Abstract

PurposeOur study aimed to determine the prognostic significance of minor high-grade components (HGC) in non-invasive papillary urothelial carcinomas compared with pure low-grade and high-grade tumors. Material and methodsWe retrospectively retrieved 273 in-house cases of non-invasive papillary urothelial carcinomas (pTa) from 2016 to 2018 for which follow up data was available in hospital archives. We stratified our data into four main groups (G). G1, pure low-grade (n = 164); G2, HGC ≤5 % (n = 17); G3, HGC >5 % to ≤25 % (n = 14); and G4, pure high-grade (n = 78). Prognosis was assessed in terms of recurrence, grade and stage of progression, metastasis, and death. The mean follow up duration was 34.72 ± 20 months (range 20–60 months).
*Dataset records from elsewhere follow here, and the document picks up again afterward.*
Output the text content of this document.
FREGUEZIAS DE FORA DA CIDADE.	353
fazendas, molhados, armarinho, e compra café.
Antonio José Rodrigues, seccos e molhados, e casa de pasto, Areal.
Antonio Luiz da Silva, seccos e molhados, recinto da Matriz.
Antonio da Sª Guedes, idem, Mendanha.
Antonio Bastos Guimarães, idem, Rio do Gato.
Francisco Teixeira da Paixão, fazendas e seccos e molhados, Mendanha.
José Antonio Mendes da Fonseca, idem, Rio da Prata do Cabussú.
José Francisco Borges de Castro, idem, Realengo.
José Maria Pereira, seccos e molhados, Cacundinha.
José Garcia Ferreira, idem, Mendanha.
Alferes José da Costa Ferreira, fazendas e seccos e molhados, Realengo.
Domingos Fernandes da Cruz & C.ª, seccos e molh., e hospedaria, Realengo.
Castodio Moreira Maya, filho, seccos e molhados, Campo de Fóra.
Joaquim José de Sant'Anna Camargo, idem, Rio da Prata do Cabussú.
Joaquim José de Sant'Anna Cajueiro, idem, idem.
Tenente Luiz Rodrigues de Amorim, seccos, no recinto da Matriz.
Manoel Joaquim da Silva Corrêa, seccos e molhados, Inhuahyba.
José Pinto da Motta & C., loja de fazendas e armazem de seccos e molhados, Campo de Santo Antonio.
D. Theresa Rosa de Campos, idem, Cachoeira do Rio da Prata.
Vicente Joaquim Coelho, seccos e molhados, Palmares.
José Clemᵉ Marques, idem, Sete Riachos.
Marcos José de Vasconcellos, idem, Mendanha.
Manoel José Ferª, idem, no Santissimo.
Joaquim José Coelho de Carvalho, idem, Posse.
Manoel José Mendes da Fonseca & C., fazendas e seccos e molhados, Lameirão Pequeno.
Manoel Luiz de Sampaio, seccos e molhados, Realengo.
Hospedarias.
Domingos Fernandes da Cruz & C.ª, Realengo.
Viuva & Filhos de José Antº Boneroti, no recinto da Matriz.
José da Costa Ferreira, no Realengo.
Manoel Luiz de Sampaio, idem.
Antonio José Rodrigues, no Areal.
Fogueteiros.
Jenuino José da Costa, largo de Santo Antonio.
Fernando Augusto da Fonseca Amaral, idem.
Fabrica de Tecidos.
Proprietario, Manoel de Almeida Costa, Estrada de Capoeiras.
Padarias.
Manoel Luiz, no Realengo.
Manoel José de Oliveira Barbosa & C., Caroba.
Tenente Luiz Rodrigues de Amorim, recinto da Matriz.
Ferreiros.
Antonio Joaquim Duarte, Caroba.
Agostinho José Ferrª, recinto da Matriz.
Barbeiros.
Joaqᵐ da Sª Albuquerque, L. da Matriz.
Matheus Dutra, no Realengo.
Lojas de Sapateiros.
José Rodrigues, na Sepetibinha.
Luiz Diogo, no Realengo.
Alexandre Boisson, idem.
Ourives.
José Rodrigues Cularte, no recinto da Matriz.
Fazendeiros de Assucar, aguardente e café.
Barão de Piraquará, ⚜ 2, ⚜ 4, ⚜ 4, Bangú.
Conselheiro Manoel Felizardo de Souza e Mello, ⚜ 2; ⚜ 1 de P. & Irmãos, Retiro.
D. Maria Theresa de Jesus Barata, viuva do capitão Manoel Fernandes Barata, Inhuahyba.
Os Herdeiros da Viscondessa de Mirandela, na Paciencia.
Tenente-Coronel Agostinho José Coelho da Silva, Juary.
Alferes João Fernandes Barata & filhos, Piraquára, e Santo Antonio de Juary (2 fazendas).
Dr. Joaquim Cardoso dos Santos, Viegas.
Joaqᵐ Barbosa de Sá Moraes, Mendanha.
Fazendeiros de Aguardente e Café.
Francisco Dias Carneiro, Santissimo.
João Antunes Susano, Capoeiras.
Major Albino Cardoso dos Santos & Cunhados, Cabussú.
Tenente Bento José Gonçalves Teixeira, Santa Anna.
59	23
ResultsAll four groups showed no difference in tumor recurrence (G1 81.7 %, G2 88.2 %, G3 92.9 %, G4 92.3 % p-value 0.183). In terms of grade progression, there was no significant difference in G2 35.3 % and G3 35.7 % and both groups showed worst prognosis compared to G1 16.5 % p-value 0.04. Regarding stage progression (G1 6.7 %, G2 23.5 %, G3 28.6 %, G4 41% p-value 0.001), metastasis (G1 5.5 %, G2 5.9 %, G3 7.1 %, G4 17.9 % p-value 0.01) and death (G1 4.3 %, G2 5.9 %, G3 7.1 %, G4 15.4 % p-value 0.02) there was no significant difference in G2 and G3 and both groups showed worst prognosis than G1 and better than G4. ConclusionUrothelial carcinomas with minor high-grade component ≤25 % behaved worst than pure low grade and better than pure high grade and should be treated as distinct grade entity.